RO veya damıtılmış su iyonize edilemez çünkü tüm iyonlaştırma sistemlerinde kullanılan platin kaplı titanyum su iyonize edici plakalar, suyun düzgün çalışması için yüksek konsantrasyonlarda iletken minerallere ihtiyaç duyar.
Çoğu belediye su kaynağında çeşme suyunda, minerallerin ve TDS’nin (toplam çözünmüş katı madde) konsantrasyonu, elektrik iyonizasyon sistemlerinin alkalitite seviyelerini önemli ölçüde yükseltmesine, ORP’yi (oksidasyon azaltma potansiyeli) düşürmesine veya küme boyutunu üreticilerin talep ettiği seviyelere indirmesine izin vermek için yeterli değildir.
Bioseramik Filtre
Asitli su üretme kabiliyeti haricinde, elektrikli su iyonizerlerin tüm faydalarını sağlar, bu da mevcut minerallerin seviyesine bağlı olmayan, alkalide ölçülebilir bir artış avantajı sağlar.

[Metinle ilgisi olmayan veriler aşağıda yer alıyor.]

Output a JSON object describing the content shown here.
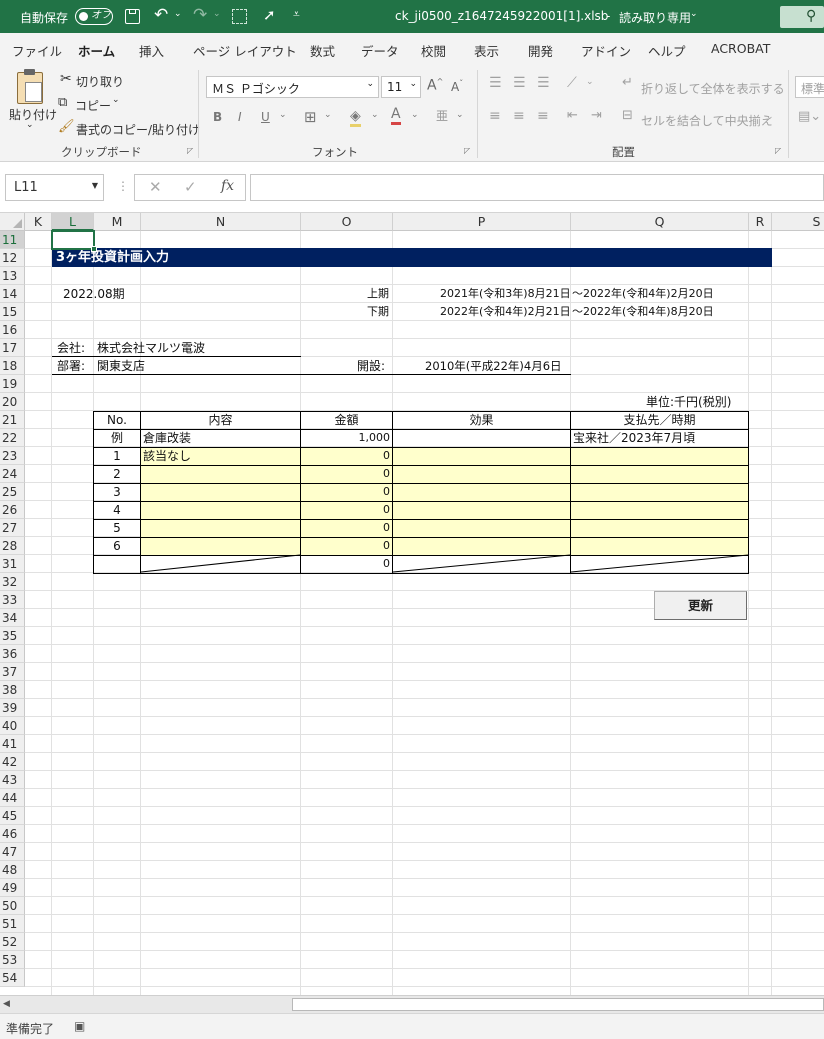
{
  "titlebar": {
    "autosave_label": "自動保存",
    "autosave_state": "オフ",
    "filename": "ck_ji0500_z1647245922001[1].xlsb",
    "sep": "-",
    "readonly": "読み取り専用"
  },
  "tabs": [
    "ファイル",
    "ホーム",
    "挿入",
    "ページ レイアウト",
    "数式",
    "データ",
    "校閲",
    "表示",
    "開発",
    "アドイン",
    "ヘルプ",
    "ACROBAT"
  ],
  "ribbon": {
    "paste": "貼り付け",
    "cut": "切り取り",
    "copy": "コピー",
    "format_painter": "書式のコピー/貼り付け",
    "clipboard_group": "クリップボード",
    "font_name": "ＭＳ Ｐゴシック",
    "font_size": "11",
    "font_group": "フォント",
    "bold": "B",
    "italic": "I",
    "underline": "U",
    "wrap_text": "折り返して全体を表示する",
    "merge_center": "セルを結合して中央揃え",
    "alignment_group": "配置",
    "number_format": "標準"
  },
  "formula_bar": {
    "name_box": "L11",
    "formula": ""
  },
  "columns": [
    "K",
    "L",
    "M",
    "N",
    "O",
    "P",
    "Q",
    "R",
    "S"
  ],
  "rows": [
    "11",
    "12",
    "13",
    "14",
    "15",
    "16",
    "17",
    "18",
    "19",
    "20",
    "21",
    "22",
    "23",
    "24",
    "25",
    "26",
    "27",
    "28",
    "31",
    "32",
    "33",
    "34",
    "35",
    "36",
    "37",
    "38",
    "39",
    "40",
    "41",
    "42",
    "43",
    "44",
    "45",
    "46",
    "47",
    "48",
    "49",
    "50",
    "51",
    "52",
    "53",
    "54"
  ],
  "sheet": {
    "title": "3ヶ年投資計画入力",
    "period": "2022.08期",
    "first_half_label": "上期",
    "first_half_from": "2021年(令和3年)8月21日",
    "first_half_to": "～2022年(令和4年)2月20日",
    "second_half_label": "下期",
    "second_half_from": "2022年(令和4年)2月21日",
    "second_half_to": "～2022年(令和4年)8月20日",
    "company_label": "会社:",
    "company": "株式会社マルツ電波",
    "dept_label": "部署:",
    "dept": "関東支店",
    "established_label": "開設:",
    "established": "2010年(平成22年)4月6日",
    "unit": "単位:千円(税別)",
    "headers": {
      "no": "No.",
      "content": "内容",
      "amount": "金額",
      "effect": "効果",
      "payee": "支払先／時期"
    },
    "example": {
      "no": "例",
      "content": "倉庫改装",
      "amount": "1,000",
      "effect": "",
      "payee": "宝来社／2023年7月頃"
    },
    "items": [
      {
        "no": "1",
        "content": "該当なし",
        "amount": "0"
      },
      {
        "no": "2",
        "content": "",
        "amount": "0"
      },
      {
        "no": "3",
        "content": "",
        "amount": "0"
      },
      {
        "no": "4",
        "content": "",
        "amount": "0"
      },
      {
        "no": "5",
        "content": "",
        "amount": "0"
      },
      {
        "no": "6",
        "content": "",
        "amount": "0"
      }
    ],
    "total_amount": "0",
    "update_button": "更新"
  },
  "status": {
    "ready": "準備完了"
  },
  "colors": {
    "excel_green": "#217346",
    "title_bar": "#002060",
    "input_fill": "#ffffcc"
  }
}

Bu makalemizde bioseremik filtrenin ne işe yaradığını öğrenmiş oldunuz teknoloji hızla gelişmektedir her yeni gün bir yenisini ekleyen teknoloji biz insanlar için çalışmaktadır. Bioseramik filtreyi alkali suyun 3 kat daha kaliteli hale getirilmesi için kullanıldığını öğrenmiş olduk bir sonraki makalemizde görüşmek üzere.